I remember Nightbane for a particular mistake I made over and over again.
He likes to take off and leave the raid to deal with adds on the ground while he flaps about being a pain. The raid takes down the adds; Nightbane flaps back down and lands; the tank picks him up; you get back to nuking.
However, my tank was a bit slow, and I was in the habit of drinking mana potions on cooldown, and Nightbane really hated those mana potions. On top of all that, I can be a fairly forgetful raider at times.
It may have been that, roughly every other fight with Nightbane, some separated by wipes, some by the weekly reset, I would drink a mana potion as he was landing, and he would spin around and dragon me in the face.
It didn't seem to matter if I hit Fade as well, the face-dragoning would still occur. Perhaps he was expressing his concerns over my mana potion addiction, we will never know. But I will forever remember that fight as the one to train my raid group in the lost art of the synchronised facepalm, and me in shouting NO WHY whenever I clicked a damn potion.
You'll note I haven't actually picked out an aspect of Nightbane to encapsulate in the pet. This is because he doesn't have (in my opinion) a particularly brilliant fight, stand out skills, epic lines, an out-there model, or memorable loot (shh, it isn't Bulwark). I remember him in particular because of personal experience.
I think a fair few bosses are like this. It's not that they're exceptionally dull, it's just that they're not exceptional in their own right.
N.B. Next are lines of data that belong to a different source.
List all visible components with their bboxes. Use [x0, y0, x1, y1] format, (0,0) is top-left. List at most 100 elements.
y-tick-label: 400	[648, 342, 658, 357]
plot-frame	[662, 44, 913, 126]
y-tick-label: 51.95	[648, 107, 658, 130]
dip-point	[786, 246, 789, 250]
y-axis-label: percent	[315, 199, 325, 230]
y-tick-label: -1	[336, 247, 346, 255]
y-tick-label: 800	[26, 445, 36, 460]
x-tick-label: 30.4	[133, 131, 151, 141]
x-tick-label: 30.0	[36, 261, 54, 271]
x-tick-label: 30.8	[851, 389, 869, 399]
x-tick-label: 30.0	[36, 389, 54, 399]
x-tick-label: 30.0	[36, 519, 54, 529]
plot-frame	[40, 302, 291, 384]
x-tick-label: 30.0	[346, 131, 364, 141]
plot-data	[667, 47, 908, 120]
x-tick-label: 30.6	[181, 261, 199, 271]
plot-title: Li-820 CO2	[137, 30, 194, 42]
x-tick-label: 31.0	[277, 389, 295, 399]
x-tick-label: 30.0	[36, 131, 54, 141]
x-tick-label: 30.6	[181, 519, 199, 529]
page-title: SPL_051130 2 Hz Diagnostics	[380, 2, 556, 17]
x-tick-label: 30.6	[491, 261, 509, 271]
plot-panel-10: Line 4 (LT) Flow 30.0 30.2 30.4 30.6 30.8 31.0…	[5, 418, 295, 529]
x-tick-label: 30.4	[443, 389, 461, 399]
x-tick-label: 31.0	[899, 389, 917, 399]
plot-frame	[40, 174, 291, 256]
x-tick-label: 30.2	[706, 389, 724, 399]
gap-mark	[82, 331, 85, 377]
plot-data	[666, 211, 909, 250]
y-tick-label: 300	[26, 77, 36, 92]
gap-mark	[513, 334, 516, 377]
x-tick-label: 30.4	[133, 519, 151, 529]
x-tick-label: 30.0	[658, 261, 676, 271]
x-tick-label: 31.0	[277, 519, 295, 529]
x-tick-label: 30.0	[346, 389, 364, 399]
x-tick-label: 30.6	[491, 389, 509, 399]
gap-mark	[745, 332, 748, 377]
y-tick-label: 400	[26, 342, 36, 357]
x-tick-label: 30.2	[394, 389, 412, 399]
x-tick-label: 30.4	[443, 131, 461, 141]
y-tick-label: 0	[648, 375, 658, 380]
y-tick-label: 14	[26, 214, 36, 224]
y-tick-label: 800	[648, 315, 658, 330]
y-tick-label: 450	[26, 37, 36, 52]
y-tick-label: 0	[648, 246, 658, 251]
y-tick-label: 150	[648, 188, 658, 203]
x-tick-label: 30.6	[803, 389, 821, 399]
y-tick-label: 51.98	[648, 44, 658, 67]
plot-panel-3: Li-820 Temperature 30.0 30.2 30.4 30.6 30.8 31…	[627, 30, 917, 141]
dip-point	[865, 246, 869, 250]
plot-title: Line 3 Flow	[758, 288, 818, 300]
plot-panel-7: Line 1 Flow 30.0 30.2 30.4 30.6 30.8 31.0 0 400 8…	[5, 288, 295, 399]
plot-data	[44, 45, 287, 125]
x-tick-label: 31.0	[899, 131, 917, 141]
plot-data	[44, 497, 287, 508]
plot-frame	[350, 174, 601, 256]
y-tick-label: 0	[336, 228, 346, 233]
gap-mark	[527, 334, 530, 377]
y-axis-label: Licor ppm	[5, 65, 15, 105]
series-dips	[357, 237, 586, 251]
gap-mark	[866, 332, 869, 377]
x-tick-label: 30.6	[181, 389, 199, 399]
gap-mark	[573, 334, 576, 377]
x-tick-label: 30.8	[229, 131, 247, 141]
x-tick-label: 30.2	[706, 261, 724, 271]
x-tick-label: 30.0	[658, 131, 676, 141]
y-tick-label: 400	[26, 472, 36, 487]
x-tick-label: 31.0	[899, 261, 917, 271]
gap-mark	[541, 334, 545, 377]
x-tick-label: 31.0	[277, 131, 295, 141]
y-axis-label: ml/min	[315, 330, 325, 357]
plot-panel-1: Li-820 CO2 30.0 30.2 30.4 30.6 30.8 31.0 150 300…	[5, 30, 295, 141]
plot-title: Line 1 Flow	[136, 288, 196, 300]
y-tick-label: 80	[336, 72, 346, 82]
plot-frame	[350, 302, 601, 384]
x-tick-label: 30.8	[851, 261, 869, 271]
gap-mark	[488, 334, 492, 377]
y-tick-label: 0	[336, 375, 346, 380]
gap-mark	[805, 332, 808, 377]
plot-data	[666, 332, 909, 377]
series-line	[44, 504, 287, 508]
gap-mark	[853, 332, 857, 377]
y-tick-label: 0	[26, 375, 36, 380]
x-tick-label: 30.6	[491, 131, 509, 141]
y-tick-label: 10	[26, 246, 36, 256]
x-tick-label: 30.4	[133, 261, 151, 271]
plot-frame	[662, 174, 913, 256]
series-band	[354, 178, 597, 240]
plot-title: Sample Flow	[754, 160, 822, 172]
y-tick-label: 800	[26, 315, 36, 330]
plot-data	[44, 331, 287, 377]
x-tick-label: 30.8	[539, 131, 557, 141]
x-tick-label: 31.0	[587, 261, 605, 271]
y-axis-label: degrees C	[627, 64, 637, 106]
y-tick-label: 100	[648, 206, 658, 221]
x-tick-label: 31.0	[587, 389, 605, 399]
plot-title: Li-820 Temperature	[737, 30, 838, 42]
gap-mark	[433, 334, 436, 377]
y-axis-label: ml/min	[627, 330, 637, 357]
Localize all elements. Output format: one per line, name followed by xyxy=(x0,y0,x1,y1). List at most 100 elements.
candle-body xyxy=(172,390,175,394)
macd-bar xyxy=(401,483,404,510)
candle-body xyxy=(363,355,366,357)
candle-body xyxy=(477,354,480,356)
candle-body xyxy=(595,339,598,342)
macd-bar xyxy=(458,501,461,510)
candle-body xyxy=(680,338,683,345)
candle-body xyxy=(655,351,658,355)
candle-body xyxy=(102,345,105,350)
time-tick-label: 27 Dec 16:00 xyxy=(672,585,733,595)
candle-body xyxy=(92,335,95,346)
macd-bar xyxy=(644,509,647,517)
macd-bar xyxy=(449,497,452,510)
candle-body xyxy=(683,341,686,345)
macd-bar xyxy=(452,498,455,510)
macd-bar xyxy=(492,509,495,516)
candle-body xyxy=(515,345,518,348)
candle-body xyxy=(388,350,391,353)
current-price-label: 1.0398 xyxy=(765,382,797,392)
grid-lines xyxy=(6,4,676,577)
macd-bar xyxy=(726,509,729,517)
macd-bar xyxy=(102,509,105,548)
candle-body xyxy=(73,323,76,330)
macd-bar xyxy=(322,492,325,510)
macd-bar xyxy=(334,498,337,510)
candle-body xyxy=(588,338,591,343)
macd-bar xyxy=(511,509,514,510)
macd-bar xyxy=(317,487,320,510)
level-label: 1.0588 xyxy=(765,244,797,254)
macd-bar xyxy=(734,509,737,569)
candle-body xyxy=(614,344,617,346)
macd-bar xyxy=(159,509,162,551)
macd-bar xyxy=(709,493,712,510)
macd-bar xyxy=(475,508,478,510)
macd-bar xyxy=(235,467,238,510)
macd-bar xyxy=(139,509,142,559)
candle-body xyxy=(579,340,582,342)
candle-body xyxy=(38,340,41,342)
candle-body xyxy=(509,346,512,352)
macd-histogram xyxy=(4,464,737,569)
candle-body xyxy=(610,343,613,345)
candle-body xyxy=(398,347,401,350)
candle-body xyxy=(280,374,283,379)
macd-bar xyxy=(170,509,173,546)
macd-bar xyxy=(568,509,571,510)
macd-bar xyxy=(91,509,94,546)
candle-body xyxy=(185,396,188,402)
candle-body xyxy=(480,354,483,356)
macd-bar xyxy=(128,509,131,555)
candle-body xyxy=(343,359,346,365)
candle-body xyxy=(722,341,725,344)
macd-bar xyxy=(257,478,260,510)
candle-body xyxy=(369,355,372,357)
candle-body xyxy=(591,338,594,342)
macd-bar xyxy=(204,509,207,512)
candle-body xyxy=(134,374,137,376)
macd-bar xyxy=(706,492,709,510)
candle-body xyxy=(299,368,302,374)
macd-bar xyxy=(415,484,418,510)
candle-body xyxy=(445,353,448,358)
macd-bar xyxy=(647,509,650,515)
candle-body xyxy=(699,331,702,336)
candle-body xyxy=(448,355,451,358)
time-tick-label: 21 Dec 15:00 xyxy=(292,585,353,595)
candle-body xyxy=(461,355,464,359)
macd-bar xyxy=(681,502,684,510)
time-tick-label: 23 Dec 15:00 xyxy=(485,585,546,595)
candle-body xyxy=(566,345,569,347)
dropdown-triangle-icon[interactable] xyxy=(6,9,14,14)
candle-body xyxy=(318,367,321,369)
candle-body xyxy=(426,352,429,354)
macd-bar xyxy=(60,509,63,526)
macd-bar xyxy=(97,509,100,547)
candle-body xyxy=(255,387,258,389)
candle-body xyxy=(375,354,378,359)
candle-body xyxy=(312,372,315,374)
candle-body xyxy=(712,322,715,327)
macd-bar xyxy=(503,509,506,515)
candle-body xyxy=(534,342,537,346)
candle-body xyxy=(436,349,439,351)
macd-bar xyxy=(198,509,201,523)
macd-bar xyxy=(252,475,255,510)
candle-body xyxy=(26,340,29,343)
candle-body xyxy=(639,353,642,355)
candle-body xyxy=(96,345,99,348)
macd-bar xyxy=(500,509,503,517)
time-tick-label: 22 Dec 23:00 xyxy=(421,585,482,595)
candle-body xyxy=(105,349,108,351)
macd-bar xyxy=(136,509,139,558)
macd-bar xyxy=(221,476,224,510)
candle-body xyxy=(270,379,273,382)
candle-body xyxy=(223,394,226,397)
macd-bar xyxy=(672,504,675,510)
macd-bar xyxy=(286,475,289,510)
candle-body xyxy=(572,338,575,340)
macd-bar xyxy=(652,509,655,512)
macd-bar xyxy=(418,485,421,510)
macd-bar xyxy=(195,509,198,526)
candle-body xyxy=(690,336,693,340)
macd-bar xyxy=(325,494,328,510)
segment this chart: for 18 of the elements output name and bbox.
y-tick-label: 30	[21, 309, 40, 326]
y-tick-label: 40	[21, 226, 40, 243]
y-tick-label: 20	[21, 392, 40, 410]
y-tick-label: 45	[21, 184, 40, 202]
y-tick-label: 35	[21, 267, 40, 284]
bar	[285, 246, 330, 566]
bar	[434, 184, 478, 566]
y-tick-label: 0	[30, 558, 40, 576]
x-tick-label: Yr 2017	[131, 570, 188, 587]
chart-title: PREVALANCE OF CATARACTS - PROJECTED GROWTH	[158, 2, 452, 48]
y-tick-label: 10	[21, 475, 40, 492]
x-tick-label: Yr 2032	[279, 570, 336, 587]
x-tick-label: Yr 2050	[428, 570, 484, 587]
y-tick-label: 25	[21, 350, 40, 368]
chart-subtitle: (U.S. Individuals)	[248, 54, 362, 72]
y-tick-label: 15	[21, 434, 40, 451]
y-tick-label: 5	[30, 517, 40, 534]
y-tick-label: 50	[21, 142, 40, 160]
Instead they gain meaning from all the ridiculous wipes, all the guild in-jokes, and all the various near misses and heroic saves that WoW's multiplayer nature nurtures.
And you know, I wasn’t too chuffed with the proportion of the pets added with Raiding with Leashes that are mini versions of the bosses that drop them. I didn’t see why Blizzard would go that way; I didn’t think that mini draconoids or mindslayers made a lot of sense, especially not when you see them fighting alongside or against house cats, moths and Singing Sunflowers.
Now that I’ve sat down and thought about it properly, I understand. World of Warcraft’s bosses gain dimension based on each player’s personal experience of them. Unless something becomes a meme or has a truly exceptional voice, model or fight mechanic, how can Blizzard predict exactly which aspect of a boss will bring up all the right memories?
Past a bit of hopeful hypothesising, they can’t – so they default to a miniature, because that is the most direct way of referencing the boss experience as a whole: skills, aesthetics, voice and each raider’s personal experience of them.
I think that might just be the core aim of Raiding with Leashes. Longterm players are brought back to nostalgic locations, and relative newbies are sent into corners of the world they might otherwise have missed, to create new memories of old content.
If RNG wasn't such a miserly bugger, they might even get some souvenirs.